Entre le 30 et le 31 juillet 2026, des dizaines de milliers de personnes ont franchi la frontière entre le Maroc et l'enclave espagnole de Ceuta, par la mer en majorité. La délégation du gouvernement espagnol a recensé 67 corps. Quarante-huit heures plus tard, les entrées étaient stoppées et près de 69 500 personnes avaient regagné le Maroc. Une séquence dont le déclencheur immédiat est d'abord juridique, et qui a fait resurgir en Europe une demande que le droit ne permet pas de satisfaire.
Une bataille de chiffres avant tout bilan
Aucune donnée n'a été aussi instable que le nombre d'arrivées. Les autorités de Ceuta évoquaient d'abord 1 500 à 2 000 entrées sur une dizaine de jours. La télévision publique TVE parlait ensuite de 2 000 à 3 000 personnes pour la seule journée du 30 juillet, un chiffre que Reuters indiquait ne pas pouvoir vérifier. La Guardia civil a porté l'estimation à environ 49 000 arrivées en vingt-quatre heures, le gouvernement à 50 000. Le président de la ville autonome, Juan Jesús Vivas, a avancé celui de 60 000, soit davantage que la moitié des quelque 84 000 habitants recensés par l'Institut national de statistique espagnol sur les 18,5 km² du territoire.

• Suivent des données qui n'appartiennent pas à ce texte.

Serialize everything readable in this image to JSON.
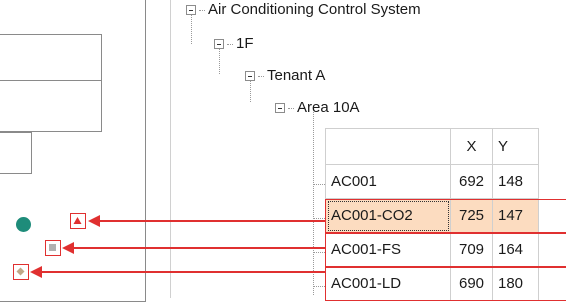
{
  "tree": {
    "root": "Air Conditioning Control System",
    "floor": "1F",
    "tenant": "Tenant A",
    "area": "Area 10A"
  },
  "grid": {
    "headers": {
      "name": "",
      "x": "X",
      "y": "Y"
    },
    "rows": [
      {
        "name": "AC001",
        "x": "692",
        "y": "148"
      },
      {
        "name": "AC001-CO2",
        "x": "725",
        "y": "147"
      },
      {
        "name": "AC001-FS",
        "x": "709",
        "y": "164"
      },
      {
        "name": "AC001-LD",
        "x": "690",
        "y": "180"
      }
    ],
    "selected_row": "AC001-CO2"
  },
  "markers": [
    {
      "target": "AC001-CO2",
      "icon": "triangle-up-icon",
      "color": "#e03030"
    },
    {
      "target": "AC001-FS",
      "icon": "square-icon",
      "color": "#b0b0b0"
    },
    {
      "target": "AC001-LD",
      "icon": "diamond-icon",
      "color": "#c0a888"
    }
  ],
  "colors": {
    "accent_red": "#e03030",
    "selection": "#fcdcc0",
    "sensor_teal": "#1e8c7a"
  }
}
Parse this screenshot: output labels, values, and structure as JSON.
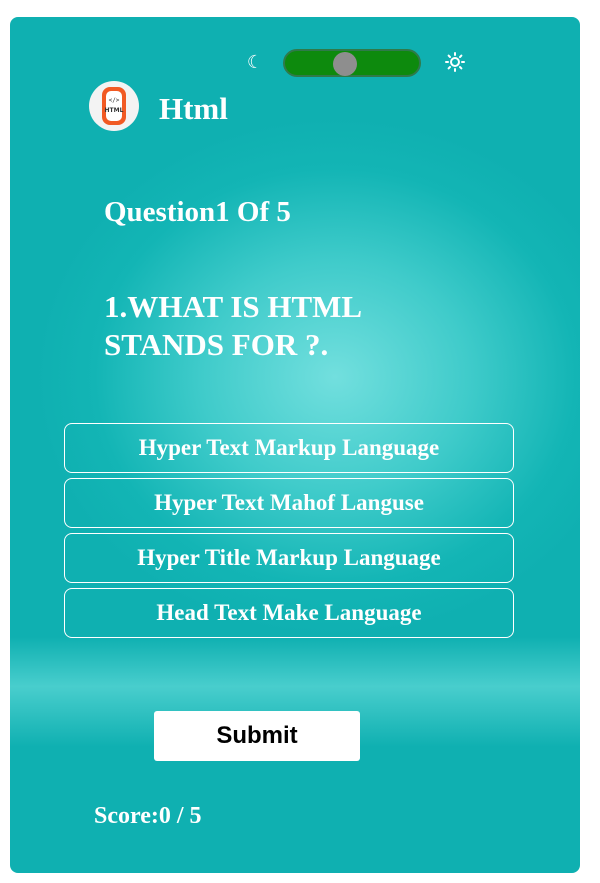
{
  "quiz": {
    "title": "Html",
    "counter": "Question1 Of 5",
    "question": "1.WHAT IS HTML STANDS FOR ?.",
    "options": [
      "Hyper Text Markup Language",
      "Hyper Text Mahof Languse",
      "Hyper Title Markup Language",
      "Head Text Make Language"
    ],
    "submit_label": "Submit",
    "score": "Score:0 / 5"
  },
  "logo": {
    "code_glyph": "</>",
    "text": "HTML"
  },
  "theme_toggle": {
    "left_icon": "moon-icon",
    "right_icon": "sun-icon"
  },
  "colors": {
    "card_bg": "#13b5b5",
    "toggle_track": "#0d8a0d",
    "toggle_knob": "#8e8e8e",
    "logo_orange": "#f15a24",
    "text": "#ffffff",
    "submit_bg": "#ffffff"
  }
}
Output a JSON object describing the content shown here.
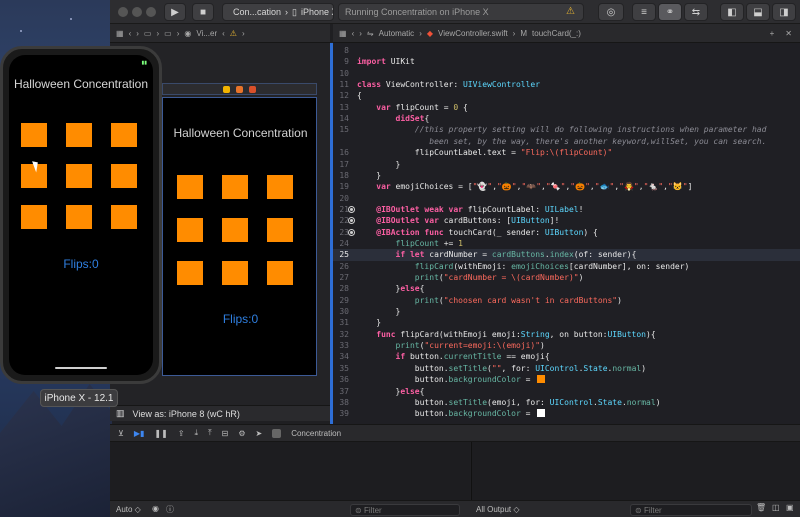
{
  "toolbar": {
    "scheme_app": "Con...cation",
    "scheme_device": "iPhone X",
    "status": "Running Concentration on iPhone X"
  },
  "ib_jumpbar": {
    "path": "Vi...er"
  },
  "editor_jumpbar": {
    "file": "ViewController.swift",
    "symbol": "touchCard(_:)",
    "group": "Automatic"
  },
  "sim": {
    "title": "Halloween Concentration",
    "flips": "Flips:0",
    "label": "iPhone X - 12.1"
  },
  "ib": {
    "title": "Halloween Concentration",
    "flips": "Flips:0",
    "view_as": "View as: iPhone 8 (wC hR)"
  },
  "code": [
    {
      "n": "8",
      "html": ""
    },
    {
      "n": "9",
      "html": "<span class='k'>import</span> UIKit"
    },
    {
      "n": "10",
      "html": ""
    },
    {
      "n": "11",
      "html": "<span class='k'>class</span> ViewController: <span class='t'>UIViewController</span>"
    },
    {
      "n": "12",
      "html": "{"
    },
    {
      "n": "13",
      "html": "    <span class='k'>var</span> flipCount = <span class='n'>0</span> {"
    },
    {
      "n": "14",
      "html": "        <span class='k'>didSet</span>{"
    },
    {
      "n": "15",
      "html": "            <span class='c'>//this property setting will do following instructions when parameter had</span>"
    },
    {
      "n": "",
      "html": "               <span class='c'>been set, by the way, there's another keyword,willSet, you can search.</span>"
    },
    {
      "n": "16",
      "html": "            flipCountLabel.text = <span class='s'>\"Flip:\\(flipCount)\"</span>"
    },
    {
      "n": "17",
      "html": "        }"
    },
    {
      "n": "18",
      "html": "    }"
    },
    {
      "n": "19",
      "html": "    <span class='k'>var</span> emojiChoices = [<span class='s'>\"👻\"</span>,<span class='s'>\"🎃\"</span>,<span class='s'>\"🦇\"</span>,<span class='s'>\"🍬\"</span>,<span class='s'>\"🎃\"</span>,<span class='s'>\"🐟\"</span>,<span class='s'>\"🧛\"</span>,<span class='s'>\"🐁\"</span>,<span class='s'>\"😺\"</span>]"
    },
    {
      "n": "20",
      "html": ""
    },
    {
      "n": "21",
      "html": "    <span class='k'>@IBOutlet weak var</span> flipCountLabel: <span class='t'>UILabel</span>!",
      "outlet": true
    },
    {
      "n": "22",
      "html": "    <span class='k'>@IBOutlet var</span> cardButtons: [<span class='t'>UIButton</span>]!",
      "outlet": true
    },
    {
      "n": "23",
      "html": "    <span class='k'>@IBAction func</span> touchCard(_ sender: <span class='t'>UIButton</span>) {",
      "outlet": true
    },
    {
      "n": "24",
      "html": "        <span class='f'>flipCount</span> += <span class='n'>1</span>"
    },
    {
      "n": "25",
      "html": "        <span class='k'>if let</span> cardNumber = <span class='f'>cardButtons</span>.<span class='f'>index</span>(of: sender){",
      "hl": true
    },
    {
      "n": "26",
      "html": "            <span class='f'>flipCard</span>(withEmoji: <span class='f'>emojiChoices</span>[cardNumber], on: sender)"
    },
    {
      "n": "27",
      "html": "            <span class='f'>print</span>(<span class='s'>\"cardNumber = \\(cardNumber)\"</span>)"
    },
    {
      "n": "28",
      "html": "        }<span class='k'>else</span>{"
    },
    {
      "n": "29",
      "html": "            <span class='f'>print</span>(<span class='s'>\"choosen card wasn't in cardButtons\"</span>)"
    },
    {
      "n": "30",
      "html": "        }"
    },
    {
      "n": "31",
      "html": "    }"
    },
    {
      "n": "32",
      "html": "    <span class='k'>func</span> flipCard(withEmoji emoji:<span class='t'>String</span>, on button:<span class='t'>UIButton</span>){"
    },
    {
      "n": "33",
      "html": "        <span class='f'>print</span>(<span class='s'>\"current=emoji:\\(emoji)\"</span>)"
    },
    {
      "n": "34",
      "html": "        <span class='k'>if</span> button.<span class='f'>currentTitle</span> == emoji{"
    },
    {
      "n": "35",
      "html": "            button.<span class='f'>setTitle</span>(<span class='s'>\"\"</span>, for: <span class='t'>UIControl</span>.<span class='t'>State</span>.<span class='f'>normal</span>)"
    },
    {
      "n": "36",
      "html": "            button.<span class='f'>backgroundColor</span> = <span class='sw' style='background:#ff8c00'></span>"
    },
    {
      "n": "37",
      "html": "        }<span class='k'>else</span>{"
    },
    {
      "n": "38",
      "html": "            button.<span class='f'>setTitle</span>(emoji, for: <span class='t'>UIControl</span>.<span class='t'>State</span>.<span class='f'>normal</span>)"
    },
    {
      "n": "39",
      "html": "            button.<span class='f'>backgroundColor</span> = <span class='sw' style='background:#ffffff'></span>"
    }
  ],
  "debug": {
    "process": "Concentration",
    "auto": "Auto ◇",
    "filter_left": "Filter",
    "output": "All Output ◇",
    "filter_right": "Filter"
  },
  "colors": {
    "card": "#ff8c00",
    "flips": "#2f7fe0",
    "accent": "#2e6ed6"
  }
}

Le bilan humain a suivi la même trajectoire. Neuf morts annoncés par la délégation du gouvernement, puis 18 selon El País, 34 selon Vivas, enfin 67 corps confirmés le 1er août, qui portent à 92 le nombre de personnes mortes cette année en tentant de rejoindre Ceuta à la nage. Ces écarts tiennent à la nature d'un événement où les corps sont repêchés sur plusieurs jours. Ils invitent aussi à la prudence face aux estimations les plus élevées, y compris celles évoquant six chiffres, qu'aucune autorité espagnole n'a confirmées.
La donnée la moins commentée est peut-être la plus parlante. Le 1er août au matin, les forces de sécurité citées par l'agence EFE estimaient qu'environ 69 500 personnes avaient quitté Ceuta pour le Maroc en trente heures, après 48 300 retours déjà comptabilisés la veille. Le ministère de l'Intérieur déclarait les entrées totalement stoppées et l'installation d'une barrière de contention avait commencé sur le brise-lames du Tarajal, annoncée la veille par Pedro Sánchez. Le gouvernement affirmait dans le même temps qu'aucun migrant n'avait quitté l'enclave vers la péninsule.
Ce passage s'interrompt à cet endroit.